Dive Brief:
- In an earnings report Thursday, Wynn Resorts posted increased net operating revenues in the third quarter of 2023, up by approximately 87% year over year and 4.3% quarter over quarter.
- In Las Vegas, Wynn saw 13.7% third-quarter year-over-year revenue growth. Wynn’s adjusted property EBITDAR in Vegas was also up in the third quarter, rising 12.2% year over year to $219.7 million.
- In a Thursday earnings call with analysts, Wynn Resorts CEO Craig Billings attributed the Vegas results to “frenetic” activity at Wynn Las Vegas. He expects continued growth in the market driven by upcoming events, including Formula 1’s Grand Prix, which is forecasted to drive record revenues for the hotel.
Dive Insight:
Wynn saw strong hotel performance across its Vegas operations in the third quarter, according to the company’s earnings report. Wynn saw 8.7% ADR growth and 10.3% RevPAR growth year over year in Vegas, the report details. Occupancy rates in the city also increased, standing at 90% in Q3 2023, up from 88.8% at the same time last year.
Significant activity at Wynn’s Vegas hotels, restaurants and casinos drove the results, Billings said during the earnings call. “We continue to be at the top of our game here in Las Vegas,” he added.

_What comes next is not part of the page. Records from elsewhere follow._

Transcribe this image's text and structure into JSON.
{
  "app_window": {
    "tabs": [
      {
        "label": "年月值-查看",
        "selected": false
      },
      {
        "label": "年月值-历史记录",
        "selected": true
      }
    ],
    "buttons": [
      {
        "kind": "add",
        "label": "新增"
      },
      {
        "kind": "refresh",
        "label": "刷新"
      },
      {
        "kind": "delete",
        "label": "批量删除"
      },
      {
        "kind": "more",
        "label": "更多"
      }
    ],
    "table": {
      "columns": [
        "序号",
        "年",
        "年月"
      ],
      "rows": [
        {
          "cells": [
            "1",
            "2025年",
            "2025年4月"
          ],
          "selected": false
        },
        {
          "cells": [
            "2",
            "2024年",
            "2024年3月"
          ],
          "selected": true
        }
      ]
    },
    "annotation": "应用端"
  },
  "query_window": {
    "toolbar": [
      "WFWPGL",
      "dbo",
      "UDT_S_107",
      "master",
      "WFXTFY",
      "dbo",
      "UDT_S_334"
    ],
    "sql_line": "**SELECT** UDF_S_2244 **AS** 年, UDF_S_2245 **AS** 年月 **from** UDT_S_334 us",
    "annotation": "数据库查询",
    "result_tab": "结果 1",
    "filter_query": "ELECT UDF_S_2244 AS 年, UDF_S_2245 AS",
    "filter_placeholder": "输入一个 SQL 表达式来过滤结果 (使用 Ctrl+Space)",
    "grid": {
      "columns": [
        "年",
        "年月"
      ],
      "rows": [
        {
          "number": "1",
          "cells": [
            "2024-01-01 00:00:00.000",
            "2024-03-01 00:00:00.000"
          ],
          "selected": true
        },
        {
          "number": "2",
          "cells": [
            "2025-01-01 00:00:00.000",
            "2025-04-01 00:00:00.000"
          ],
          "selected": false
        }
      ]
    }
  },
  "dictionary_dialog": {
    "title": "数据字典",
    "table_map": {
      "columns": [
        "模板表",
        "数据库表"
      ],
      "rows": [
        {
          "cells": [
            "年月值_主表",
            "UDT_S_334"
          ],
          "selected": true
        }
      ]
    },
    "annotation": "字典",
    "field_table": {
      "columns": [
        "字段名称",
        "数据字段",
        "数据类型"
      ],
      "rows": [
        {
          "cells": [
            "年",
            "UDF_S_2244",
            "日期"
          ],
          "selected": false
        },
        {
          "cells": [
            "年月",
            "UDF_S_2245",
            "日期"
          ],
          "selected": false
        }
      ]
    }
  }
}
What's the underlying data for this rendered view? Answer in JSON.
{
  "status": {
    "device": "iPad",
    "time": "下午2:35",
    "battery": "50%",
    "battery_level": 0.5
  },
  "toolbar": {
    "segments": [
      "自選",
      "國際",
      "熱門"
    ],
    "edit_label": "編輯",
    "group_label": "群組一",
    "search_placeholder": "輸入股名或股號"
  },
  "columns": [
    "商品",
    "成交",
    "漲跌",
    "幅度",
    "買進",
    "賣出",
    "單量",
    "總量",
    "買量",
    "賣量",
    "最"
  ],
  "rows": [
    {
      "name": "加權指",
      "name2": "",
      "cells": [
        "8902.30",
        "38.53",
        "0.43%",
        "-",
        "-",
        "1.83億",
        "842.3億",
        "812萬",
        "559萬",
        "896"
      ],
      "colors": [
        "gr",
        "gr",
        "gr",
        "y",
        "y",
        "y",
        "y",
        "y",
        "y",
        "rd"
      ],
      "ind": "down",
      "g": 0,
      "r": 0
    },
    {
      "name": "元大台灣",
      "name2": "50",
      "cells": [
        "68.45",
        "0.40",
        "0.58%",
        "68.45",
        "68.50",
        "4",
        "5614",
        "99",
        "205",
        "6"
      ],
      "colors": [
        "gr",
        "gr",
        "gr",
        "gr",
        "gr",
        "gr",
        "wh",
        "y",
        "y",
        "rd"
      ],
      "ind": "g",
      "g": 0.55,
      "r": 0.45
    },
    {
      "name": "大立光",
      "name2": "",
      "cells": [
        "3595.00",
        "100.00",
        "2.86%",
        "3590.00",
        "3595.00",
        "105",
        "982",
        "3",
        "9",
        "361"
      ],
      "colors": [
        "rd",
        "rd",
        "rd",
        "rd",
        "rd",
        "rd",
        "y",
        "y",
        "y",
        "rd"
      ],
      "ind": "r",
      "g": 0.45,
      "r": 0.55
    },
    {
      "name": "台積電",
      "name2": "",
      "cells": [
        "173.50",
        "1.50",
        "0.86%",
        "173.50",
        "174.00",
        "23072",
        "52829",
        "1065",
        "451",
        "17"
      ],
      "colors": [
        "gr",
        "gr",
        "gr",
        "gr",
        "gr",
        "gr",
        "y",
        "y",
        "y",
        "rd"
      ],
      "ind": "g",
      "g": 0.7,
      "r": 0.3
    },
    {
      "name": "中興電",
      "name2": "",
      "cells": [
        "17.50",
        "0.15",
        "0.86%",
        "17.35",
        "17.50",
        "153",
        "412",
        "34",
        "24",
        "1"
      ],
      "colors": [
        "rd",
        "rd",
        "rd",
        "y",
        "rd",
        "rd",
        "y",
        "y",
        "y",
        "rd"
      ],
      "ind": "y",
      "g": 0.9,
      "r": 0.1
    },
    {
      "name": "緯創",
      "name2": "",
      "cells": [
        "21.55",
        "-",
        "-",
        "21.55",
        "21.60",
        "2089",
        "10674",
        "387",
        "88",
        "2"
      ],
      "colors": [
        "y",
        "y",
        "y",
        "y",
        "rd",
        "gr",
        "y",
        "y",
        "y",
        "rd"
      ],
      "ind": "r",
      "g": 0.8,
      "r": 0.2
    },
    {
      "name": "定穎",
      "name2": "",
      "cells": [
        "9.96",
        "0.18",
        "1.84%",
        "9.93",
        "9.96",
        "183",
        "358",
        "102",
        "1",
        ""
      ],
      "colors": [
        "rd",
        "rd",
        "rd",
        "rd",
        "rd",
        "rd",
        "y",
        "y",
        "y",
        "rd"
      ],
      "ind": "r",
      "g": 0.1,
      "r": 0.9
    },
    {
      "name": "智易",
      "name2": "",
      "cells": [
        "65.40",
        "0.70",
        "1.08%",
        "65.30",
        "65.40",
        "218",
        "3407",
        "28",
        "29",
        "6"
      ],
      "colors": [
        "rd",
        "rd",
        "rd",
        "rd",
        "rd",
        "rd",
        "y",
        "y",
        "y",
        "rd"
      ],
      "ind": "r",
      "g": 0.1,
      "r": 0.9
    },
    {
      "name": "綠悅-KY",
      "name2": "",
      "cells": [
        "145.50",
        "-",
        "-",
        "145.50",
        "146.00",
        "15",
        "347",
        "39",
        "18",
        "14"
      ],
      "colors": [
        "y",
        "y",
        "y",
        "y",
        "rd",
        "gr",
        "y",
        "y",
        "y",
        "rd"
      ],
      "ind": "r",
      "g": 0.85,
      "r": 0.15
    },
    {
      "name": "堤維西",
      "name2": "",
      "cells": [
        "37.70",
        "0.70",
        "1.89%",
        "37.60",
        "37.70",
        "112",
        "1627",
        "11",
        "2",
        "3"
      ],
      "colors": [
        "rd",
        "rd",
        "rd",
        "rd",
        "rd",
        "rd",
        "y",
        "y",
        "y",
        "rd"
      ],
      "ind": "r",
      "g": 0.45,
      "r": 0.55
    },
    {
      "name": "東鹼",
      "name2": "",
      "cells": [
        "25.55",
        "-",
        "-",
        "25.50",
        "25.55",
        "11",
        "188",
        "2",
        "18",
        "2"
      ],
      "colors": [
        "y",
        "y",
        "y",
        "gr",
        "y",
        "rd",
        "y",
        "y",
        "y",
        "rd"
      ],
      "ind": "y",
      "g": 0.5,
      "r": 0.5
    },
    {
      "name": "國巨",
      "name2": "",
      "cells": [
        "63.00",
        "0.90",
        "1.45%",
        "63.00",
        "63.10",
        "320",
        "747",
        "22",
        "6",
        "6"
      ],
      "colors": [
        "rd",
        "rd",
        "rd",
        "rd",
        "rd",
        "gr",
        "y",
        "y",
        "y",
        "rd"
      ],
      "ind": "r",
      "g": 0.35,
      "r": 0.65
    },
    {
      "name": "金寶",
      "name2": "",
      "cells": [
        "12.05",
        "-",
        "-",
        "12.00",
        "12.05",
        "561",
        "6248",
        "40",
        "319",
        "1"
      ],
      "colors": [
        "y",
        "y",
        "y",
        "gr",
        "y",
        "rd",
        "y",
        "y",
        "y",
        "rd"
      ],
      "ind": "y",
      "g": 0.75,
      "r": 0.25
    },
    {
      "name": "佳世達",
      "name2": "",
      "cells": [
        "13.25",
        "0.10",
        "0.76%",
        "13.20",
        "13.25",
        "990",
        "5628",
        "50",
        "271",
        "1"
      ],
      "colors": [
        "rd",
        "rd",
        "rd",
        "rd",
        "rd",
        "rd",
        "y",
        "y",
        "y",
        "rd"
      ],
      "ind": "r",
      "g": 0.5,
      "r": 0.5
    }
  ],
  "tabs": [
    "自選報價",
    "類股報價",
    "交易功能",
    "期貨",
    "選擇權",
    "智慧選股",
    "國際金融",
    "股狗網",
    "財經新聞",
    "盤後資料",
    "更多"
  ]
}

Billings said he expects growth to continue into the fourth quarter and beyond due in part to “a robust programming calendar with F1 and the Super Bowl just ahead.”
Formula 1’s Grand Prix, scheduled for later this month, is “shaping up to be a great event,” Billings said on the call.
“We should exceed our all-time hotel revenue record by about 50% for the three-day period,” Wynn Las Vegas President Brian Gullbrants said on the call, referencing the weekend of the Grand Prix.
During their Q3 earnings calls, Wynn’s peers Caesars Entertainment and MGM Resorts International similarly expressed a positive growth outlook for F1’s Grand Prix and other upcoming events in Vegas, like Super Bowl LVIII.
All three companies faced the same challenge in Vegas in the third quarter, though — a strike threat. In September, members of Vegas’ Culinary Union voted to authorize a strike, seeking wage increases and workplace protections.
At the time of Wynn’s earnings call, both Caesars and MGM had reached agreements with their workers to avoid strikes at their properties along the Strip.
Wynn reached its deal hours later, becoming the final resort operator to avert walkouts.